Our move to Slovenia was looming ever closer. By late summer of 2002, we had raised our needed support and we focused on getting our house ready to sell. Garage sales ensued; the parting of many things once held dear, which now meant little when compared to the passion which resonated in our hearts. Slowly our house filled with boxes labeled for transport overseas, and slowly the memories made here were gently and carefully packed away. Keepsakes from Sarah and Matthew were tenderly stored; mementos of both joyful, and extremely painful times. Reminiscing for a few brief moments, fingering the soft blankets and tiny shoes, brought floods of memories which were quickly repackaged for a later time.
We decided the time was right to put our house on the market, but had no
idea how long it would take to sell. Some houses took months to sell, others
years. We were at the mercy of the housing market as to when we would be
able to leave for Slovenia. We contacted a realtor, a wonderful man named
Sam, who walked us through the process of selling our home. He offered
tips and suggestions to improve its marketability, and helped us reach a
realistic, not emotionally-charged, asking price for our home. He
obviously did not understand the emotional value of all that had transpired in
this home, but neither would buyers. Those values had to be ours and ours
alone. That day, the "For Sale" sign was planted in our front yard
amidst feelings of excitement, a touch of sadness, and an undercurrent of anxiety.
I had recently, under "divine inspiration", painted our kitchen
cabinets a sage green, much to the chagrin of my husband. He didn't like the idea at all- too
trendy; not many buyers would like it. Within 24 hours of putting our
house up for sale, we had someone look. She walked in the kitchen
and loved the color of the cabinets. In fact, she loved the whole
house, and within three days it was sold. We had 30 days to be
out, and had no where to go. We weren't prepared to fly to Slovenia yet;
we were still waiting on paperwork and didn't know how long it would take to
complete it. But God had a plan. Rob's parents
had recently moved into a retirement home, which left their house in the
country vacant. Since they had just made the change, and all their furniture
and cooking equipment was still there, it would make a great place for us to stay
for a short while. When we had to leave our house, we would go there.

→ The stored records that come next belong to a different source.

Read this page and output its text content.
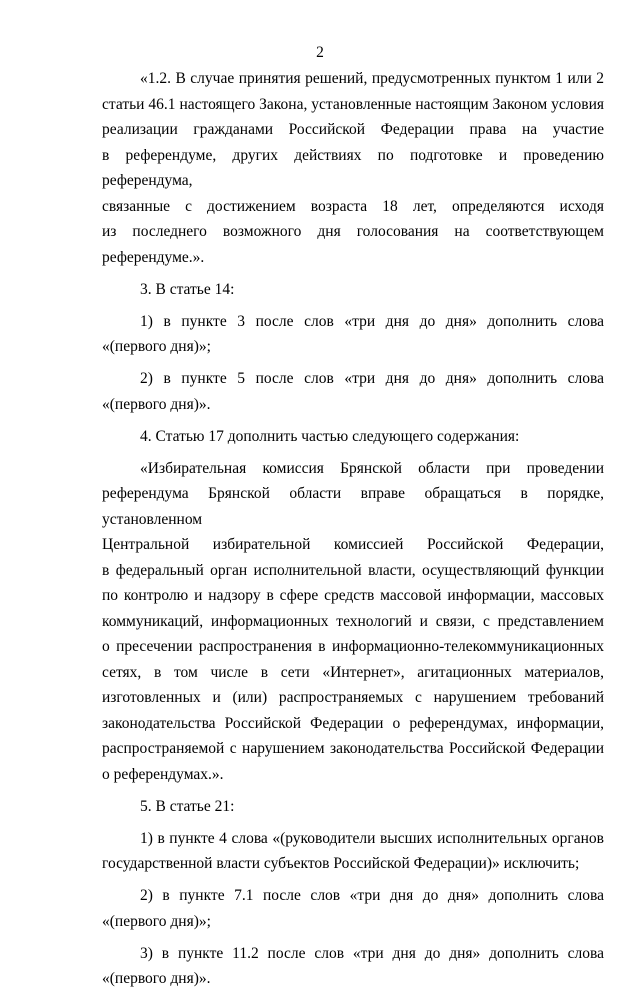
2
«1.2. В случае принятия решений, предусмотренных пунктом 1 или 2
статьи 46.1 настоящего Закона, установленные настоящим Законом условия
реализации гражданами Российской Федерации права на участие
в референдуме, других действиях по подготовке и проведению референдума,
связанные с достижением возраста 18 лет, определяются исходя
из последнего возможного дня голосования на соответствующем
референдуме.».
3. В статье 14:
1) в пункте 3 после слов «три дня до дня» дополнить слова
«(первого дня)»;
2) в пункте 5 после слов «три дня до дня» дополнить слова
«(первого дня)».
4. Статью 17 дополнить частью следующего содержания:
«Избирательная комиссия Брянской области при проведении
референдума Брянской области вправе обращаться в порядке, установленном
Центральной избирательной комиссией Российской Федерации,
в федеральный орган исполнительной власти, осуществляющий функции
по контролю и надзору в сфере средств массовой информации, массовых
коммуникаций, информационных технологий и связи, с представлением
о пресечении распространения в информационно-телекоммуникационных
сетях, в том числе в сети «Интернет», агитационных материалов,
изготовленных и (или) распространяемых с нарушением требований
законодательства Российской Федерации о референдумах, информации,
распространяемой с нарушением законодательства Российской Федерации
о референдумах.».
5. В статье 21:
1) в пункте 4 слова «(руководители высших исполнительных органов
государственной власти субъектов Российской Федерации)» исключить;
2) в пункте 7.1 после слов «три дня до дня» дополнить слова
«(первого дня)»;
3) в пункте 11.2 после слов «три дня до дня» дополнить слова
«(первого дня)».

Our last day at our home was crazy. The small amount of items
which hadn't sold, were donated to a local charity. As they were
coming to pick those items up, other friends were coming to collect
carpeting. We had laid new carpet down in the entire house over the
previous few years, and the new owner didn't like any of it. She was
going to throw all of it away and put new in. We made a few phone calls
and found people who wanted our old flooring, so in the early evening hours of our last day as homeowners, we began ripping up, rolling, and carrying out yards and yards of
carpeting. It seemed such a crazy way to leave the house, but it added a sense
of finality to it. There would be no going back, and even if we could,
things would never be the same.
Our house sold, our paperwork soon was completed, and we were packed and
ready to go. Airline tickets had been purchased for us to leave on
Monday, November 11, 2002- my birthday. My parents had driven from
Illinois to be with us for the weekend, and to go to the airport with us for
that last, grand good-bye. It was going to be a tear-jerker for sure. My Dad
had been in poor health for years, and we imagined this would be our last time
together on this side of eternity. It would be a difficult good-bye, for
I had started getting cold symptoms the week before we were to fly. By
Sunday, the 10th, I felt horrible. After church that morning,
we went to the Med Center. I had bronchitis. I received
antibiotics, and was told it would be best if I did not fly the next day.

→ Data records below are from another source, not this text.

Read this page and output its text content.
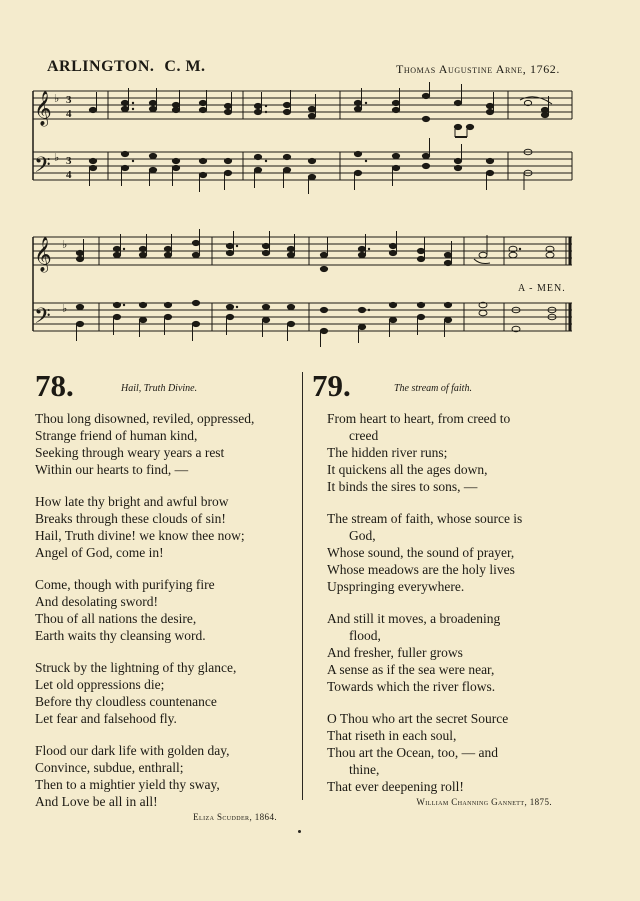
ARLINGTON. C. M.	Thomas Augustine Arne, 1762.
𝄞
𝄢
3
4
3
4
♭
♭
𝄞
𝄢
♭
♭
A - MEN.
78.	Hail, Truth Divine.
Thou long disowned, reviled, oppressed,
Strange friend of human kind,
Seeking through weary years a rest
Within our hearts to find, —
How late thy bright and awful brow
Breaks through these clouds of sin!
Hail, Truth divine! we know thee now;
Angel of God, come in!
Come, though with purifying fire
And desolating sword!
Thou of all nations the desire,
Earth waits thy cleansing word.
Struck by the lightning of thy glance,
Let old oppressions die;
Before thy cloudless countenance
Let fear and falsehood fly.
Flood our dark life with golden day,
Convince, subdue, enthrall;
Then to a mightier yield thy sway,
And Love be all in all!
Eliza Scudder, 1864.
79.	The stream of faith.
From heart to heart, from creed to
creed
The hidden river runs;
It quickens all the ages down,
It binds the sires to sons, —
The stream of faith, whose source is
God,
Whose sound, the sound of prayer,
Whose meadows are the holy lives
Upspringing everywhere.
And still it moves, a broadening
flood,
And fresher, fuller grows
A sense as if the sea were near,
Towards which the river flows.
O Thou who art the secret Source
That riseth in each soul,
Thou art the Ocean, too, — and
thine,
That ever deepening roll!
William Channing Gannett, 1875.
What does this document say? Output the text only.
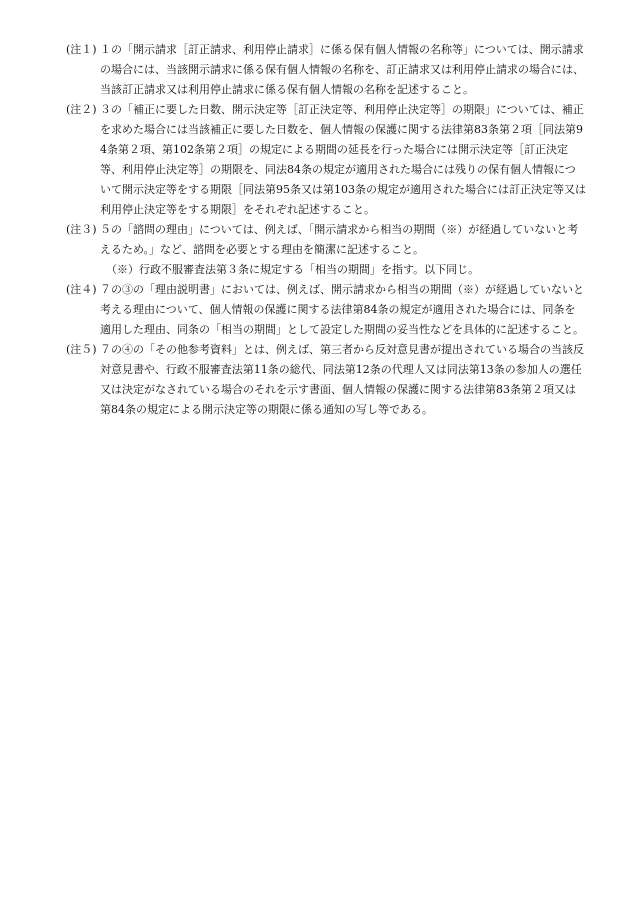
(注１) １の「開示請求［訂正請求、利用停止請求］に係る保有個人情報の名称等」については、開示請求の場合には、当該開示請求に係る保有個人情報の名称を、訂正請求又は利用停止請求の場合には、当該訂正請求又は利用停止請求に係る保有個人情報の名称を記述すること。
(注２) ３の「補正に要した日数、開示決定等［訂正決定等、利用停止決定等］の期限」については、補正を求めた場合には当該補正に要した日数を、個人情報の保護に関する法律第83条第２項［同法第94条第２項、第102条第２項］の規定による期間の延長を行った場合には開示決定等［訂正決定等、利用停止決定等］の期限を、同法84条の規定が適用された場合には残りの保有個人情報について開示決定等をする期限［同法第95条又は第103条の規定が適用された場合には訂正決定等又は利用停止決定等をする期限］をそれぞれ記述すること。
(注３) ５の「諮問の理由」については、例えば、「開示請求から相当の期間（※）が経過していないと考えるため。」など、諮問を必要とする理由を簡潔に記述すること。
（※）行政不服審査法第３条に規定する「相当の期間」を指す。以下同じ。
(注４) ７の③の「理由説明書」においては、例えば、開示請求から相当の期間（※）が経過していないと考える理由について、個人情報の保護に関する法律第84条の規定が適用された場合には、同条を適用した理由、同条の「相当の期間」として設定した期間の妥当性などを具体的に記述すること。
(注５) ７の④の「その他参考資料」とは、例えば、第三者から反対意見書が提出されている場合の当該反対意見書や、行政不服審査法第11条の総代、同法第12条の代理人又は同法第13条の参加人の選任又は決定がなされている場合のそれを示す書面、個人情報の保護に関する法律第83条第２項又は第84条の規定による開示決定等の期限に係る通知の写し等である。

With that news in hand, we had a huge decision to make; fly anyway and hope I
get better quickly, or re-schedule the flight for the following Monday at the
cost of a few hundred dollars. I went up to my bedroom and cried. I
felt bad not only due to being sick, but I remember telling my mother,
"I feel like I'm ruining it for everyone." I was guilt-laden
knowing any delay would cost us extra money, and knowing it would interfere with the lives and schedules of the people picking us up when we landed in Slovenia. I had also had difficulty
sleeping the night before due to a bout of severe anxiety. Since I didn’t think anyone would understand- I didn't even understand it- I told no one. I had to choose whether to
go or stay an extra week; others would not make the decision for me. Amidst tears and a flood of
guilt, we stayed the extra week.
following Monday, I was feeling completely better, and had suffered no further
bouts of anxiety. We were good to go. Friends came and helped us load our things into a van, while we all piled into another car. We were on our way to the airport; we were opening a new chapter of our lives.